Air thin on oxygen at that height
Several of the Kenyan rangers and police have been affected by altitude sickness and lack of oxygen.
The twin-engined, South African-registered Fairchild turboprop is believed to have hit Point Lenana as a cloudy sky cleared on Saturday afternoon.
However, there are conflicting reports about the time of the crash and no clear indication of the cause.
A Kenyan official has speculated that bad weather was the cause.
One investigator each from the National Transportation Safety Board and the Federal Aviation Administration were to arrive at the crash site later Tuesday at the request of the Kenyan government.
Kenya's Civil Aviation Authority is the body that investigates plane crashes.
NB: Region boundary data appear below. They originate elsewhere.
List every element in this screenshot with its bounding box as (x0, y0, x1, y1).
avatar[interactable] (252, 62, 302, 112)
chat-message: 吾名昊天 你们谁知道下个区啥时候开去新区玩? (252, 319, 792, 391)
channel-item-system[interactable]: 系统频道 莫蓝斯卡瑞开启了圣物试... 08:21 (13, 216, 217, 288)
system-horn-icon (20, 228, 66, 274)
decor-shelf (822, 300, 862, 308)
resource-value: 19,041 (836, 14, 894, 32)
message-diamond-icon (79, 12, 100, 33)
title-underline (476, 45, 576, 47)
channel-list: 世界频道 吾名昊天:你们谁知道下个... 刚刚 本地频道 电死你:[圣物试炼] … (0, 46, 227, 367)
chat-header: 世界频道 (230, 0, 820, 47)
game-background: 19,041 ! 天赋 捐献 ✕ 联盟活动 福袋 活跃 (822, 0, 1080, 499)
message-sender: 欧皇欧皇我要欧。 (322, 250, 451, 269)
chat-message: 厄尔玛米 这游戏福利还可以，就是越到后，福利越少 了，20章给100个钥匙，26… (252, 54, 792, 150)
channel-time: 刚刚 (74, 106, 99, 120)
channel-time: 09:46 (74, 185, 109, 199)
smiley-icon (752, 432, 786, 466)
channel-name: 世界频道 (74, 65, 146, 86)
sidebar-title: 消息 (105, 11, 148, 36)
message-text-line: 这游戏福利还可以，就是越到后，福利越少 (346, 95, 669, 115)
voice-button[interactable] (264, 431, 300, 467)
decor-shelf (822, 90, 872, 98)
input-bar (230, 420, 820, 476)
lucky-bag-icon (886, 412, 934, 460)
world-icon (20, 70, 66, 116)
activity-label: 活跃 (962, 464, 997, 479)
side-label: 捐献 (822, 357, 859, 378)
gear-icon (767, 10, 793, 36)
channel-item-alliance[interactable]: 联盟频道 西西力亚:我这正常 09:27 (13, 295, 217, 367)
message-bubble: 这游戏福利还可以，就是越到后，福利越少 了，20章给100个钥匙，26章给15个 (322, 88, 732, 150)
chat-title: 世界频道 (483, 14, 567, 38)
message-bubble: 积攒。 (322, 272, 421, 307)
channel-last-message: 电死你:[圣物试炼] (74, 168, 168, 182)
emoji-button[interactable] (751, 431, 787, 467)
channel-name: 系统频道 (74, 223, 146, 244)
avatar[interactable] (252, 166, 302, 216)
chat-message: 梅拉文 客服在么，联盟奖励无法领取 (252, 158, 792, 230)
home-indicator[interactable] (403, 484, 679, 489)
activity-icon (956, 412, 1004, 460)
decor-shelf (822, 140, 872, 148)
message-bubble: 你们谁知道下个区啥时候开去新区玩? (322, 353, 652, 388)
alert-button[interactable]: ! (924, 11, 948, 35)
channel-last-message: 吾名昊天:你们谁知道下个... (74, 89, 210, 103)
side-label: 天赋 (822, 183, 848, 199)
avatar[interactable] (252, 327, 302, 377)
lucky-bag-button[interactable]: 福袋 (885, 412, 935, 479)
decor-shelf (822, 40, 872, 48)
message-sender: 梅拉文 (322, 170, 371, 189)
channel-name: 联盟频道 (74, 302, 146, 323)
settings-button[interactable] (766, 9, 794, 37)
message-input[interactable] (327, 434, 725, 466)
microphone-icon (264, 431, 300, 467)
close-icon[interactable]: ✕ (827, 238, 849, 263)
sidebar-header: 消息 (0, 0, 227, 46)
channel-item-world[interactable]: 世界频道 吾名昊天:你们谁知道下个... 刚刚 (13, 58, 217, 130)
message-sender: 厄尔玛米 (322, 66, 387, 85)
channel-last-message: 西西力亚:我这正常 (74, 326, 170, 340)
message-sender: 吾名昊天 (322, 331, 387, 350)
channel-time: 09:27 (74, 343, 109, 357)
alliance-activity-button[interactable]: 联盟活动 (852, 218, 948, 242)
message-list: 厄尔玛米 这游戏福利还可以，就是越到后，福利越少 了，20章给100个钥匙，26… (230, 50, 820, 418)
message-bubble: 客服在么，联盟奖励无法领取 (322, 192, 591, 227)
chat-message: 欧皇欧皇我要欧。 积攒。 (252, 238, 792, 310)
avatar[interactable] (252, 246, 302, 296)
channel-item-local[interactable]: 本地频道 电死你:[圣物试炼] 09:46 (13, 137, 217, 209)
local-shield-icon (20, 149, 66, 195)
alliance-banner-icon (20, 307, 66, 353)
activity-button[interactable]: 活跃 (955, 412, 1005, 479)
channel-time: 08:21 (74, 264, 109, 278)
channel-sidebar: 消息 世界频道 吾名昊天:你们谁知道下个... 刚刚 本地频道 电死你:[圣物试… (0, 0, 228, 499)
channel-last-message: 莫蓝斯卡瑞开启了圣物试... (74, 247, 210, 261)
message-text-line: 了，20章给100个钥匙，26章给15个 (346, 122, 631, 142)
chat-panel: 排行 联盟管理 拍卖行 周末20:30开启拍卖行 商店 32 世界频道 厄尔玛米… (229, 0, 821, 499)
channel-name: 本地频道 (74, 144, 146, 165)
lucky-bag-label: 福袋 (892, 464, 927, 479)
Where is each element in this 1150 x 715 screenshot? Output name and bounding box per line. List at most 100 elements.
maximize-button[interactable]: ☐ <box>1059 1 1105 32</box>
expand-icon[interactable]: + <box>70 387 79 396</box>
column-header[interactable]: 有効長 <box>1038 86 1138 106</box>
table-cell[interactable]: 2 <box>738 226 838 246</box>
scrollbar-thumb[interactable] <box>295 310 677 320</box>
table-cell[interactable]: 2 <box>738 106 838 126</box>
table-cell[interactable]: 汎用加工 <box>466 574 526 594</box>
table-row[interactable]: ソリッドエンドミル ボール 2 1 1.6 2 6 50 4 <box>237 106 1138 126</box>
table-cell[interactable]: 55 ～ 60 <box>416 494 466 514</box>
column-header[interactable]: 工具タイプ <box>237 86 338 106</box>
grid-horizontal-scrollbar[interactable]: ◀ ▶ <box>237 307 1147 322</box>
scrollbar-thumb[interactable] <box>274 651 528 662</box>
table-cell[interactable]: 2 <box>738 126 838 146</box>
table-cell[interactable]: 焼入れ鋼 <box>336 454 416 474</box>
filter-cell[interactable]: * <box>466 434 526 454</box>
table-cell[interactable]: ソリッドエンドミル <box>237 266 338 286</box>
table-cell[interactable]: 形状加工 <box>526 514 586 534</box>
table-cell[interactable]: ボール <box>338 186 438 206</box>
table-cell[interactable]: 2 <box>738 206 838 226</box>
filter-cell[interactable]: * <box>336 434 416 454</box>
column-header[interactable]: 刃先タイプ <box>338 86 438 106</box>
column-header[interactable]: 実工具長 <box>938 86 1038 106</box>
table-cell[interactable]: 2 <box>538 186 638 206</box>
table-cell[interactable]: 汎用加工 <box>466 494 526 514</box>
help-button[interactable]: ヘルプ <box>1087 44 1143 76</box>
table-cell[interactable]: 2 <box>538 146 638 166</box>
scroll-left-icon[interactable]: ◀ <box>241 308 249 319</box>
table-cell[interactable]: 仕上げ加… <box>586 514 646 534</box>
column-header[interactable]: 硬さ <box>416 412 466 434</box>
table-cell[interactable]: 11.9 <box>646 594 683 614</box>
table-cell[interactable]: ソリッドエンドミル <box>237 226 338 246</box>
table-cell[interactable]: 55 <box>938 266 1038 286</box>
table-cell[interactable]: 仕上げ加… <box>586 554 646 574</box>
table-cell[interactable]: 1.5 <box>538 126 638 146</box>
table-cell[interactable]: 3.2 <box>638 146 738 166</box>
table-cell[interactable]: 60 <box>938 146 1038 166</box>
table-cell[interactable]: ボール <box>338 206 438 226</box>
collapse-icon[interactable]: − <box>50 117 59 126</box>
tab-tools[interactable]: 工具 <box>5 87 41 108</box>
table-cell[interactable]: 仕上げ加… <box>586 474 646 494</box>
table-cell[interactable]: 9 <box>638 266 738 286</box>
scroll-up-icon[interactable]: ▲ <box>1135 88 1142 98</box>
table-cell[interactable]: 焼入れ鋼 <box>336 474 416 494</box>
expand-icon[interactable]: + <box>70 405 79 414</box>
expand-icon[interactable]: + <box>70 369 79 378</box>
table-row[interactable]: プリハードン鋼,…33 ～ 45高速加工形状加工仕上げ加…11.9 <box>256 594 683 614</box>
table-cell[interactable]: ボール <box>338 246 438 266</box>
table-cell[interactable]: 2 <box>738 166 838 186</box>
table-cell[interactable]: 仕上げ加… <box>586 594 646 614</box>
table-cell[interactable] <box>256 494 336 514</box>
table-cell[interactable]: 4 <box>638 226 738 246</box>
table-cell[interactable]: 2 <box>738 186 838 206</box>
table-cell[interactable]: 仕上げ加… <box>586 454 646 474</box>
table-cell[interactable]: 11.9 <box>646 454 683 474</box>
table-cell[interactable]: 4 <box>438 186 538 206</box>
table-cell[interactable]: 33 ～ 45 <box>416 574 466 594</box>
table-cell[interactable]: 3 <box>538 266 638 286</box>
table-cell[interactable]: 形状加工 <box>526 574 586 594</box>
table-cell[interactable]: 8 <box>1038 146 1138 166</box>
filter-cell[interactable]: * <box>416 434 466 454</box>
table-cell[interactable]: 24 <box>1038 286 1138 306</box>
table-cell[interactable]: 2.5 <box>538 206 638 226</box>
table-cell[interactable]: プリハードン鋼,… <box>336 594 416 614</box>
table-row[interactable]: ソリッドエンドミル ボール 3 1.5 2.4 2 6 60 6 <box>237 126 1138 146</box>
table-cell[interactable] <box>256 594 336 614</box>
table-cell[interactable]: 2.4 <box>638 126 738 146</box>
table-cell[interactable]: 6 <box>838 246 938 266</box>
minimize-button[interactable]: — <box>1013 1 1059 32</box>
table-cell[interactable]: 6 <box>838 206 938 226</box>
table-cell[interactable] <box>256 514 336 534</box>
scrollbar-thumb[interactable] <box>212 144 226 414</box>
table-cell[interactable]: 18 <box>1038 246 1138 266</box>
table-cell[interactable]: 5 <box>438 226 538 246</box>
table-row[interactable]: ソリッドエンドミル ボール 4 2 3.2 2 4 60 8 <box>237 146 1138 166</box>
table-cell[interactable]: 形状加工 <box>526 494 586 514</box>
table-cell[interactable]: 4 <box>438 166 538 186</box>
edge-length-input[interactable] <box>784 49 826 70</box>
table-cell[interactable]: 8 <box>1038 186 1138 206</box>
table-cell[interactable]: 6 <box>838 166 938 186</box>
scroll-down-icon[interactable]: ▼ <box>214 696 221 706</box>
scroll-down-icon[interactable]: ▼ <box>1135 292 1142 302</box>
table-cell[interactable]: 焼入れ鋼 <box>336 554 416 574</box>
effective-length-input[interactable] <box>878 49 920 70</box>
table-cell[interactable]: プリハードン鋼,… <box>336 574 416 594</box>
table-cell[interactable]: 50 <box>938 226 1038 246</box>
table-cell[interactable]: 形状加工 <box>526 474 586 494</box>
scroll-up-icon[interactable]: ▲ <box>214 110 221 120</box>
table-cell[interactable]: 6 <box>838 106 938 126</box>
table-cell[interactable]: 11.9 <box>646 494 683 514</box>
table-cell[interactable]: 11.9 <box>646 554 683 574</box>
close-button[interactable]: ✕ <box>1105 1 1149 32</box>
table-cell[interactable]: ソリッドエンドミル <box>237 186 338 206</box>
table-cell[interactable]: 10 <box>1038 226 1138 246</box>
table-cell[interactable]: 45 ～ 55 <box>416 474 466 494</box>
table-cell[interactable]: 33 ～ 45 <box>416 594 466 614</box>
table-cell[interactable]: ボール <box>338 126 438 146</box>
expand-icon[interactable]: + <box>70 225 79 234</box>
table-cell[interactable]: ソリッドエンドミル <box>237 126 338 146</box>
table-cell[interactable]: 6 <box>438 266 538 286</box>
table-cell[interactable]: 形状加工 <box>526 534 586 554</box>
Those killed in the crash were: Dr George W Brumley, 68; his wife, Jean, 67; three of their children, George III, 42, daughters Lois, 39, and Elizabeth, 41; George's wife, Julia, 42, and two children, George IV, 14, and Jordan, 12; Lois's husband, Richard Morrell, 43, and their son, Alex, 11, and Beth's husband William Love, 41, and their daughter, Sarah, 12.
Mount Kenya, an extinct volcano, has three peaks: Batian at 5 147m, Nelion at 5 136m and Point Lenana at 4 935m.
Family members who weren't on the trip include the Brumleys' adult twin daughters, their children and five young orphaned grandchildren - two in Atlanta and three who stayed behind in South Africa with a governess.
The plane-crash victims had been planning to spend time at a private ranch on a game reserve in north central Kenya.